- Nobody knows a way to find whether an arbitrary number is irrational.
- By definition, all numbers stored on a computer (in IEE754 format) are rationals, since they're all fractions of powers of 2.
How can I test if a number is irrational?
조회 수: 43(최근 30일)
In digital signal processing, one indicator that a signal may be quasi-periodic is that the ratio between the pair of frequencies (f1/f2) provides an irrational number as result. What I want to do is check if the result is irrational or not in the form of a function, just as ge(a,b) returns a boolean relative to 'a' being greater or equal to 'b' or not. However, I was not able to find any function appropriate for this (and no other posts regarding this too).
P.S.: I know that the user will know if (s)he is inputing an irrational number. As silly as it seems, I still want to display a message saying whether it is periodic or quasi-periodic. By the way, of course, there is still the possibility of inputing two irrational numbers, one for each frequency, and having a rational result. This is why such a check becomes helpful.
EDIT 1: As an addition, I guess the aformentioned may have mislead most of you to believe that I wanted MATLAB to tell me if a number is rational or not only by its double or int value.
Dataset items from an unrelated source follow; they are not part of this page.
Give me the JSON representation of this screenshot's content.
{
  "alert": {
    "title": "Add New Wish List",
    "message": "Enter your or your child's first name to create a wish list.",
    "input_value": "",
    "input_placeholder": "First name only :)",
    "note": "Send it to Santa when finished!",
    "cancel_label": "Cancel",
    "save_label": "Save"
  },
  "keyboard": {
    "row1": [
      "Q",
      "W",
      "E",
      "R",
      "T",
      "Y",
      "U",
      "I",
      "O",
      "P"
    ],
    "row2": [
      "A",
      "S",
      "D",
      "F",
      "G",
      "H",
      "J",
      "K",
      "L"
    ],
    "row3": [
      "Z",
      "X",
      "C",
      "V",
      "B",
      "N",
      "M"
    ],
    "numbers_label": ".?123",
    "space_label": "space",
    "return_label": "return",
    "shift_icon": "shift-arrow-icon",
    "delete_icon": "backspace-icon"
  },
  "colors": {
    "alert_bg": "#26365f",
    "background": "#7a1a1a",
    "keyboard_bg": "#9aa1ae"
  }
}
However, I'm thinking about what is going in the Symbolic Toolbox level.
Take, for instance, these parameters:
f1 = 2;
f2 = sqrt(2);
a = f1/f2;
Provides (or must provide) in symbolical level...
a = sqrt(2);
Since I can work, for instance, with functions. I'm considering that this is different from
a = double(f1/f2);
We know that if we type this, say, in the command window, f1/f2 will yield the same as double(f1/f2), but the processing is not exactly the same for these cases. My knowledge on MATLAB may fail at this point, but I believe that in some point in the processing of data, f1/f2 still is a symbolic value before it is converted to double to be displayed. That is the level of processing that I'm trying to work with. It seems reasonable to me that, at this stage, it may be easy to infer the "class" of our symbolic number... or isn't it?
Walter Roberson 2017년 1월 11일
In MATLAB, all numbers that can be expressed in the data types uint8, uint16, uint32, uint64, int8, int16, int32, int64, and logical are definitely rational. For the data types single and double, the only values that can be expressed that are not rational are -inf, +inf, and NaN, but those values are also not irrational (they are not, strictly speaking, numbers.)
Therefore the only way numbers could be entered that might potentially be irrational is if they are entered as strings, either as named constants or as expressions like sqrt(2) and you would have to proceed from there.
John D'Errico 2017년 1월 12일
편집: John D'Errico 2017년 1월 13일
You say there should be some simple way to know if a symbolic toolbox result is rational or not. Note that as simple a question of whether pi+exp(1) is rational is unproven as far as I can see.
You can want a nice simple solution to exist. But nice simple solutions are not always available.
You talk about a ratio between a pair of frequencies as a rational number. To me, this is silly, that you are worried about something being EXACTLY representable as a rational number, beyond 16 significant digits. Instead, you might just look if the ratio is well approximated by a fraction with a reasonably small denominator.
[N,D] = rat(.2324343434232,0.001)
[N,D] = rat(0.30000001,0.001)
Pick some reasonable tolerance, and don't worry about 40 digits.
David Goodmanson 2017년 1월 16일
편집: David Goodmanson 2017년 1월 16일
Hello Alexandre, although your interest is along conceptual lines, still it's fun to look at practical consequences. Supposing the two frequencies are high, up around the GHz cell phone range, and have all 16 digits of double precision:
f1 = 1234567890123456e-6
f1 = 1234567890123457e-6
If f1 and f2 are incommensurate (gcd = 1) as in this example, and supposing you had frequency stability of better than one part in 10^16 (which isn't going to happen outside of a metrology lab) then it will take 1e6 seconds before the carrier pattern repeats, or about 12 days. Not even Heloise and Abelard would be on the phone that long.
There is of course a big difference philosophically, but when you get enough digits the distinction between incommensurate and 'irrational ratio' becomes moot.